I’m not normally one for Bardolatry, but isn’t Measure for Measure really, really good? The two scenes with Isabella and Angelo are – if you’ll permit me to use an exhausted phrase – electrifying, as is the speech in which the Duke instructs Claudio to be ‘absolute for death’ and Claudio’s tortured follow-up ‘Aye, but to die and go we know not where’. Additionally, ‘the old fantastical Duke of dark corners’ might just be the best description of anything ever. What a pleasure, then, to see Cheek by Jowl’s exciting Russian company take on this powerful and challenging play and what a pleasure to see it for free, via an internet stream. Pete Kirwan, who is writing a book about Cheek by Jowl, has already completed three reviews about this production: one on the Moscow show, one at the Barbican, and one on the live stream; you can read them here. I only want to add a few brief comments.
It’s useful, I suppose, to acknowledge the medium. Free streams are great (more please) but they come with their own benefits and drawbacks. The close ups revealed details which might otherwise be hard to catch. In different ways both Angelo (Andrei Kuzichev) and the Duke (Alexander Arsentyev) benefited here, as they were, for the most part, quiet and reserved.
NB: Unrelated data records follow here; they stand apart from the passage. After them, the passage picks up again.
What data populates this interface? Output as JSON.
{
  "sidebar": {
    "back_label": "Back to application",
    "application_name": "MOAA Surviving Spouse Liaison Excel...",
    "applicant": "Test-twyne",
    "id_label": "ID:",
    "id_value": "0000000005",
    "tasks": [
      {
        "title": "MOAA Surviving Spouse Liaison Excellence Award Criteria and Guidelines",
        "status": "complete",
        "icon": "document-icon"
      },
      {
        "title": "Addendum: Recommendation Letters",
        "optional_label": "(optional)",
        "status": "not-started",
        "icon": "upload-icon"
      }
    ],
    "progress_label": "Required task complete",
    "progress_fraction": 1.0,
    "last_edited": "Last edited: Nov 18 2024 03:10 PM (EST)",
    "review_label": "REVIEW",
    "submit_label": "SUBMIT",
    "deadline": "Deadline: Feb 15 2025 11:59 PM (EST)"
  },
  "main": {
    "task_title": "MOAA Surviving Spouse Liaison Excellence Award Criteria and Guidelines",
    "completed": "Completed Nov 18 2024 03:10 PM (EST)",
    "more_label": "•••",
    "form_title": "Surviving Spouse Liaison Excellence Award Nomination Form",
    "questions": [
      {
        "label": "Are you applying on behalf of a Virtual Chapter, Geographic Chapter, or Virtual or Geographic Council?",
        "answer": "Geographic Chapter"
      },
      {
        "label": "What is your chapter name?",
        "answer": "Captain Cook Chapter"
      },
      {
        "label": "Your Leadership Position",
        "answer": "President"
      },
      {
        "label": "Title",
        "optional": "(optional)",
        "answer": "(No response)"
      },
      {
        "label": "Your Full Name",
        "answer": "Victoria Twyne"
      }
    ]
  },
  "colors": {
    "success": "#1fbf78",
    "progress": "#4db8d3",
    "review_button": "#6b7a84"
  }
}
In a remarkable opening, distinguised by almost complete silence, the Duke spent a couple of minutes trying to evade the attentions of a mass of onlookers – the production took the Duke’s line ‘I love the people,/But do not like to stage me to their eyes’ literally (or at least, it took the second part of that statement literally). In these instances and at the end, when the Duke made his offer to Isabella (Anna Khalilulina), the camera caught his twitching anxiety. Likewise Angelo’s realization of his desire for Isabella was effectively captured. The downside, of course, is that the camera tells us where to look – one of the dazzling and dizzying pleasures of a Cheek by Jowl production is that there is so much to look at. The camera helps, perhaps, by choosing these moments for us, but it necessarily removes some of the complexity – and the pleasure. It was unfortunate, too, that the close ups on the Duke during his final speech made it hard to see Isabella’s reaction.
Indeed, the relationship between the small, careful, barely perceptible, and the large, elaborate, and shocking, was especially interesting. For example, in one of the most powerful and unsettling scenes, Angelo tried to sexually assault Isabella, beginning by taking off her tights and kissing her foot as she convulsed on the table. But this extraordinary and horrible scene was prefaced, a few minutes earlier, by a simpler action: Angelo took off his jacket and placed it on the back of his chair. Rarely can such a mundane action have seemed so chilling. It was a quietly sinister moment which gave way to something louder and even more troubling. In such ways the production continually distinguished itself. If you ever get the chance to see it, do so. The stream is still available here, until later today (Monday 27 April). I’m looking forward to seeing more Measures this year – at the Globe in the summer and at the Young Vic in the autumn – but the bar has been set very high.